A continuidade desta tendência depende da guerra no Médio Oriente, que abalou os mercados petrolíferos. “A relação EUA-Irão é muito importante para os ganhos da Europa e da Ásia, uma vez que são mais dependentes de energia do que os EUA”, disse WisdomTree UK Ltd. Diretora de Pesquisa Macroeconômica, Aneeka Gupta.
Uma queda acentuada nos preços do petróleo bruto nesta Primavera parece ter aliviado as tensões, aumentando os lucros provenientes das existências nos principais países importadores de petróleo, incluindo o Japão, a Coreia do Sul, a Índia e Taiwan. É também provável que os custos mais baixos aumentem as margens em sectores com utilização intensiva de energia, como os aéreos, os petroquímicos, os serviços públicos e os bens de consumo básicos. Mas à medida que os ataques aéreos continuarem, esses preços mais elevados poderão reaparecer no segundo semestre.
Aumentando a oferta de estoque
Durante anos, as grandes empresas de tecnologia recompraram as suas próprias ações, ajudando a manter os preços das suas ações elevados. Mas isso está a mudar à medida que as empresas utilizam capital para apoiar o crescimento dos seus negócios, o que ajuda a explicar porque é que a Microsoft, a Meta e a Apple viram as suas ações valorizar no segundo trimestre, de acordo com dados compilados pela Bloomberg.
Muitos estrategas de Wall Street temem que as compras deixem de compensar as novas emissões. A oferta de US$ 85 bilhões da Alphabet para a controladora do Google, USD, foi a que mais ganhou no S&P 500 no segundo trimestre, mas não foi a única. Super Micro Computer Inc., Constellation Energy Corp., American Electric Power Co. e Digital Realty Trust Inc.
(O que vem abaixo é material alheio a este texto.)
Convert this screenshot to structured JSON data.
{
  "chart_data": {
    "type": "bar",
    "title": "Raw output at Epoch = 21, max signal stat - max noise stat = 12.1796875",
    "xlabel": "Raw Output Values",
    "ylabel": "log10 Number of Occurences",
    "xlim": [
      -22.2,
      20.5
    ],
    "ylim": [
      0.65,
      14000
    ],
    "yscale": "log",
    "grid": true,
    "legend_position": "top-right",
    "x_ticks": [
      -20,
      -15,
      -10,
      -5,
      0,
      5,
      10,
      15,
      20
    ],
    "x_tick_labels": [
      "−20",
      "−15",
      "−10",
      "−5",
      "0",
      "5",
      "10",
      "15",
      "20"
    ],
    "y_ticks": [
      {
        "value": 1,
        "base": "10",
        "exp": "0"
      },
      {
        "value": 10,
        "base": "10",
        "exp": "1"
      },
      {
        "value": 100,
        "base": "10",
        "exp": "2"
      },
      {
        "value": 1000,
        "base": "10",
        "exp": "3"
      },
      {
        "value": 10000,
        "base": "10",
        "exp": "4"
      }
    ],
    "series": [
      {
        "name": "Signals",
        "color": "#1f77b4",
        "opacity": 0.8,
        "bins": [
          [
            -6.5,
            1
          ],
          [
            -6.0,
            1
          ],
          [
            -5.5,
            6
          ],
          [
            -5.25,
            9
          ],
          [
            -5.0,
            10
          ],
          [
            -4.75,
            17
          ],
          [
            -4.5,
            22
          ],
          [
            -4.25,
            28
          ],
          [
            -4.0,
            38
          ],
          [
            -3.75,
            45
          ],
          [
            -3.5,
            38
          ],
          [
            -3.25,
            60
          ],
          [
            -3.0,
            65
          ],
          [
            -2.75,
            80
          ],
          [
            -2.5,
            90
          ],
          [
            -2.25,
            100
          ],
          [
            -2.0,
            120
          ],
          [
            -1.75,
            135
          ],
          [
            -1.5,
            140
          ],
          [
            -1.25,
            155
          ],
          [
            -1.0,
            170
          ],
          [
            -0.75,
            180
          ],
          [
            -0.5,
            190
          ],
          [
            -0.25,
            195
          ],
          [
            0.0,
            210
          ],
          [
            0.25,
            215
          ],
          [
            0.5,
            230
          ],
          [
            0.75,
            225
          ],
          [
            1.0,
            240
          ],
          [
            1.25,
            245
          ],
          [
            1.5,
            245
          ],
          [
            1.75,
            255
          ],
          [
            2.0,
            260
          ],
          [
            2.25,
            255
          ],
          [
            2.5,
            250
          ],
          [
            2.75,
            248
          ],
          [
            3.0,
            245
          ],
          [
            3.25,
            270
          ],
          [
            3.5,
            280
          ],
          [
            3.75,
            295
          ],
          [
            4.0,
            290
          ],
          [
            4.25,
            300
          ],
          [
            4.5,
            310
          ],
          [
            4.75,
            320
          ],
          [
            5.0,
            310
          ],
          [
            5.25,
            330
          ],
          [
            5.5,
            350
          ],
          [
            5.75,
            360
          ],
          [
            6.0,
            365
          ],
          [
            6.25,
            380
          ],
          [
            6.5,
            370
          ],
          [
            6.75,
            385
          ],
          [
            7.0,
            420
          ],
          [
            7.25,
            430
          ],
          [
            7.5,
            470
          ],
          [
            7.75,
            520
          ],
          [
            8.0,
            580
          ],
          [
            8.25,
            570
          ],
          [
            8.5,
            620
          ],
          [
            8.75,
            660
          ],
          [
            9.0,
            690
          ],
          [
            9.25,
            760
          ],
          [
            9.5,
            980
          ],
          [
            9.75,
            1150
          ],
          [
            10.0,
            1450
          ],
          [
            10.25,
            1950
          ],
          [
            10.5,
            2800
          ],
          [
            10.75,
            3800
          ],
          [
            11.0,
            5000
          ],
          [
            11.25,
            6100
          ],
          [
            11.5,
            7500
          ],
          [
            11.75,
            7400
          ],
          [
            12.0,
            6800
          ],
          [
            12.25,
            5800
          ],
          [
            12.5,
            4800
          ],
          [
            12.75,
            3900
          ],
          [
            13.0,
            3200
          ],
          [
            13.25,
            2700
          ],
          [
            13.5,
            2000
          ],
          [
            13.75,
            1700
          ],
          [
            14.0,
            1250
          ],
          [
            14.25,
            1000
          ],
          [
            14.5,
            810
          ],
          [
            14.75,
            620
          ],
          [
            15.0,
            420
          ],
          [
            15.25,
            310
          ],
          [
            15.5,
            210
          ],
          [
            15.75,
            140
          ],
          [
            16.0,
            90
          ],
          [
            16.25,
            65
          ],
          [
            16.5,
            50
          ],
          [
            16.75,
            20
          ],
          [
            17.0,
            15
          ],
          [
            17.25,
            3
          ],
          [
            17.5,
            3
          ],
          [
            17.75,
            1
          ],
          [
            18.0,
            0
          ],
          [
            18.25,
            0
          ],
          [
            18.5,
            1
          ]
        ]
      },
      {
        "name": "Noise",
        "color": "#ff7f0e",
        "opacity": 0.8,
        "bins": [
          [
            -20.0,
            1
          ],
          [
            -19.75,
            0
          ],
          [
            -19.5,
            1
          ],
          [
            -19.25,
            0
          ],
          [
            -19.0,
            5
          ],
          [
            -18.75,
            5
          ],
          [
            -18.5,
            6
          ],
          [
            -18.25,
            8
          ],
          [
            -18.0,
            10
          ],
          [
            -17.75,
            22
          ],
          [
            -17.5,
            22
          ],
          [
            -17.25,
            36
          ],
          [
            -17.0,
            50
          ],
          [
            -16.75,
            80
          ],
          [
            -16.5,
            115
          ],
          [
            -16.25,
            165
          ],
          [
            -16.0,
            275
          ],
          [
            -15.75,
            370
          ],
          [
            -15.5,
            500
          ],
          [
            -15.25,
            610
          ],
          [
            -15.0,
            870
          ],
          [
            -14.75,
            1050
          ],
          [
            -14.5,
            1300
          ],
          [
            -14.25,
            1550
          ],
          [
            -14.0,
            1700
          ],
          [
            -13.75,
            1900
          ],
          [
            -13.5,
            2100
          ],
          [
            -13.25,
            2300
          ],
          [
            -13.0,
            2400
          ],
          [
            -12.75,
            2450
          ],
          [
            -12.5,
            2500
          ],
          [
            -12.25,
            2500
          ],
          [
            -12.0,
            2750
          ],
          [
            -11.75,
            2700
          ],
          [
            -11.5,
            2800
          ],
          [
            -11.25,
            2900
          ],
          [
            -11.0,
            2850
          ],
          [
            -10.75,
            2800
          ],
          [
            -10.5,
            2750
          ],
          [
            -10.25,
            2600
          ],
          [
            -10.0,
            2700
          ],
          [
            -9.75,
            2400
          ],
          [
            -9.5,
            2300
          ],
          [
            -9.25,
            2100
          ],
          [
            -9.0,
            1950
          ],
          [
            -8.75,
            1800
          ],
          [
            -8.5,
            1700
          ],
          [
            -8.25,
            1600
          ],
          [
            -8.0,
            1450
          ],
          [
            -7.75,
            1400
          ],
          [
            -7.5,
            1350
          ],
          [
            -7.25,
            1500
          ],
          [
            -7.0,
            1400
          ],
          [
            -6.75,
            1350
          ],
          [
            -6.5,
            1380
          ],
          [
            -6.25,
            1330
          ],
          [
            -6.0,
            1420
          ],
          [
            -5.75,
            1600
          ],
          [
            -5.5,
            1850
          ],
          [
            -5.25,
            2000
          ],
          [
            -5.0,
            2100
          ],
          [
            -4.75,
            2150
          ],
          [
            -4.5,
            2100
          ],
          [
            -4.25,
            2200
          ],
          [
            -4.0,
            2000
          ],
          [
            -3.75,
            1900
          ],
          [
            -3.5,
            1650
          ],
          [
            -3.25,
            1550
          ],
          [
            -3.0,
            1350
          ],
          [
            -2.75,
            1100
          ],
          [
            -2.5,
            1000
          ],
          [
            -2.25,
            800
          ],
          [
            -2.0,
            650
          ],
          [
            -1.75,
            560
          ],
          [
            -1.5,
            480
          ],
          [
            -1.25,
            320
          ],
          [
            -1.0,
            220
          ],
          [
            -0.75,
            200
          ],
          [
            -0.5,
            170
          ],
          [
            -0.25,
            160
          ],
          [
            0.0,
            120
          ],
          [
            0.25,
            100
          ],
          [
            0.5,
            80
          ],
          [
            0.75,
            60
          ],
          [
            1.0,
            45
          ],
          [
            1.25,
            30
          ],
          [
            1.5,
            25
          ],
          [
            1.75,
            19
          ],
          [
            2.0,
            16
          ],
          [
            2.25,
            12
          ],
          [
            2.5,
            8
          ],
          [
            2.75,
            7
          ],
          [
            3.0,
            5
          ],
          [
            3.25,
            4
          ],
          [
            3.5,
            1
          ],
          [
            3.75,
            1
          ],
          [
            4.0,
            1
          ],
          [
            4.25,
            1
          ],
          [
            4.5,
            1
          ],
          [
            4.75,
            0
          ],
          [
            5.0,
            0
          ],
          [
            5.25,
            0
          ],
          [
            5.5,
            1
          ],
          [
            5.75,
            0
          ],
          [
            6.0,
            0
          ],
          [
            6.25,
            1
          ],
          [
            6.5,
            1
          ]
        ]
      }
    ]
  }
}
“Depois de cerca de uma década de declínios líquidos nas ações devido a aquisições corporativas, particularmente em tecnologia, o quadro da oferta está a mudar”, disse Saglimbene da Ameriprise. Vendas adicionais de ações fora dos principais índices, incluindo a oferta pública inicial recorde da SpaceX, também contribuíram para o aumento na oferta de ações.
Além da emissão de ações, os traders também estão preocupados com os enormes negócios de dívida realizados por hiperescaladores e outras empresas de tecnologia e com o seu impacto no fluxo de caixa livre, de acordo com Erin Kolo, vice-presidente sênior da Baird e chefe de pesquisa de ações e renda fixa da PWM.
“The Street quer que estas empresas apresentem provas de que, apesar de terem feito estes grandes investimentos, estão a começar a dar frutos”, disse Kolo. “As métricas de fluxo de caixa serão especialmente importantes para essas empresas durante a temporada de lucros do segundo trimestre.”